Dans son action judiciaire, Teva a déclaré que les Espinosas « avaient menti sciemment et caché des violations légales graves » pour atteindre la valeur de 2,3 milliards de dollars. Teva « a subi des pertes substantielles à cause de cela. Les violations légales empêchent le producteur de vendre ses produits, en diminuant sérieusement la valeur des produits » dont Teva a fait l’acquisition lors de la transaction.

« A l’insu de Teva, Rimsa était engagé dans un plan organisé sur des années pour vendre des produits défectueux et illégaux et pour cacher ces violations aux régulateurs mexicains », a expliqué Teva dans l’affaire.

Une semaine après la réalisation de la transaction, Teva a reçu un email anonyme l’avertissant des enregistrements de faux produits de Rimsa, d’une documentation double et de la fraude, affirme-t-on dans l’action juridique de Teva.

Teva a déclaré, dans son action en justice, que l’enquête qui avait suivi avait révélé que Rimsa vendait d’innombrables produits en violation de la loi, soit parce qu’ils ne correspondaient pas aux recettes enregistrées, soit parce qu’ils avaient des composants de fournisseurs non approuvés, soit parce qu’ils n’avaient pas été vérifiés par les tests nécessaires, « ou la combinaison de ces différents éléments ».

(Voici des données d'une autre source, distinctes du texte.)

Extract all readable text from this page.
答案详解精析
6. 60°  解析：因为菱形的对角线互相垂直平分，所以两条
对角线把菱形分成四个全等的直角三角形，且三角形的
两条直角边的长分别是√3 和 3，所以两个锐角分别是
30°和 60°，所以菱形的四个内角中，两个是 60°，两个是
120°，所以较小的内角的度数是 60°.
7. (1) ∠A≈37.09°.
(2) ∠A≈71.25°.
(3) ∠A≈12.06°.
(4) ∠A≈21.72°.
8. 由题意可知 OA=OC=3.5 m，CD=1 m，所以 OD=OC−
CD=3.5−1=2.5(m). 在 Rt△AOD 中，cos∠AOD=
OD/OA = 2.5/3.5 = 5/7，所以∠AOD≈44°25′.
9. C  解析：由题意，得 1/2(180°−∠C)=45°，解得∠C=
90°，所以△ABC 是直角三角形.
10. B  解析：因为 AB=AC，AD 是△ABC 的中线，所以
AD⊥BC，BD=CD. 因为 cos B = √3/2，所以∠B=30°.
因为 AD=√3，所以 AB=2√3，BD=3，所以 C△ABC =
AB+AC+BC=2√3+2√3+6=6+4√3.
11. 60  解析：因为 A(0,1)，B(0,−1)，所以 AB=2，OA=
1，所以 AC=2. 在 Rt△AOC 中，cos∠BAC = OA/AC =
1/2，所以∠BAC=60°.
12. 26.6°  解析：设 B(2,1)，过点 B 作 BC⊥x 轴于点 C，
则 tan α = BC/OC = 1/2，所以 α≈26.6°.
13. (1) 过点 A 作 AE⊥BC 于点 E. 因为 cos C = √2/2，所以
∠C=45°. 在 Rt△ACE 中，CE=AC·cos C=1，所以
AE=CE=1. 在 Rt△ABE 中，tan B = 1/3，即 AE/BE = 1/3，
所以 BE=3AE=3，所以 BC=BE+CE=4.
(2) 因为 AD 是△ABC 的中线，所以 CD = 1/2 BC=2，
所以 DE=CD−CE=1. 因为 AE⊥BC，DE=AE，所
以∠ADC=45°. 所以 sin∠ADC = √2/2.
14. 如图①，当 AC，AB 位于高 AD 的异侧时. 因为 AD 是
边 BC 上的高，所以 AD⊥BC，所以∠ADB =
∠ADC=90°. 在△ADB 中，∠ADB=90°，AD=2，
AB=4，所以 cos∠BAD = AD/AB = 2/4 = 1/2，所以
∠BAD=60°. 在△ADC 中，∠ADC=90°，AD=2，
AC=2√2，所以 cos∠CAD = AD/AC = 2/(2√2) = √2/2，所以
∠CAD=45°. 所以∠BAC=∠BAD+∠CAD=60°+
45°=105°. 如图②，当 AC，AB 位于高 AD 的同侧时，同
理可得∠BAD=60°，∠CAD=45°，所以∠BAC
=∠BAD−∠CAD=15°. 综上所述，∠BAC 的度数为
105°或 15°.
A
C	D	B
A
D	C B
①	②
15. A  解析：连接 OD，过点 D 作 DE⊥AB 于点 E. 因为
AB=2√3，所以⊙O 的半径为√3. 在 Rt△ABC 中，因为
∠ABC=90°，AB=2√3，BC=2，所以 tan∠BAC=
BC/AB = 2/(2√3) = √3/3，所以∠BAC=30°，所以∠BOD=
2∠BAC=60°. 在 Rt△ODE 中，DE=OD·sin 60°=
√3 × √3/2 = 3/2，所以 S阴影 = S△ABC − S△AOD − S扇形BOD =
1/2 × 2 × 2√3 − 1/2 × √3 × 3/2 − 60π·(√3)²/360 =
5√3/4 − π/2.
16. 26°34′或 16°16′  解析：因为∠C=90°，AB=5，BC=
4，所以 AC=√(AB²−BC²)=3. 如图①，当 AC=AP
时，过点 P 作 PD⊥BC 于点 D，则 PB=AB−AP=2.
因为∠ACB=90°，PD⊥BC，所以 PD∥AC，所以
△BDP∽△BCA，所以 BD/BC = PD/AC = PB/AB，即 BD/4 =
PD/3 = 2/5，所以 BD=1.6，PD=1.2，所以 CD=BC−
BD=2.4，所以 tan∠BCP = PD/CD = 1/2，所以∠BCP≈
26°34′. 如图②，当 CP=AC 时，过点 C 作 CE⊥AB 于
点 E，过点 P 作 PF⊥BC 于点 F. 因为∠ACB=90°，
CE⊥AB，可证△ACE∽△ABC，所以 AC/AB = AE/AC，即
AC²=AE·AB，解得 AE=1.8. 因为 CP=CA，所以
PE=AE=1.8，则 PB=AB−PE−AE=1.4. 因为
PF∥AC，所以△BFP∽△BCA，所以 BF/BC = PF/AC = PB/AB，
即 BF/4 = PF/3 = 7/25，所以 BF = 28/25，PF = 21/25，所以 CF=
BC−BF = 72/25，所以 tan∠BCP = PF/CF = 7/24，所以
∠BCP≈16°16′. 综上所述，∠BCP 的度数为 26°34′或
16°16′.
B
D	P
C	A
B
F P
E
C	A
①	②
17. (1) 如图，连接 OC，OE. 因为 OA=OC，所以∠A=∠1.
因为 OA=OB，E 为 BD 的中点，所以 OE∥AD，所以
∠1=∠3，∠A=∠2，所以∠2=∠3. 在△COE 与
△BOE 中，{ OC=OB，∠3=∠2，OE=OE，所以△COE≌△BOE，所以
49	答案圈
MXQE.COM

L’enquête a conduit Teva à dialoguer avec la CFPRS sur ces problèmes, et la CFPRS a mené une inspection de trois jours de l’usine de Rimsa. En conséquence de cette inspection, la CFPRS a demandé à Teva d’arrêter la production de 44 produits. Teva a respecté l’ordre et a également arrêté la production commerciale, tout comme la vente de nombreux autres produits. Au final, la CFPRS a fait fermer toute l’usine, affirmé Teva dans son action juridique.

En février, Teva a déclaré que son directeur exécutif en chef Erez Vigodman allait démissionner, trois ans après avoir pris ce poste dans un effort destiné à renverser la tendance négative de l’activité du producteur pharmaceutique.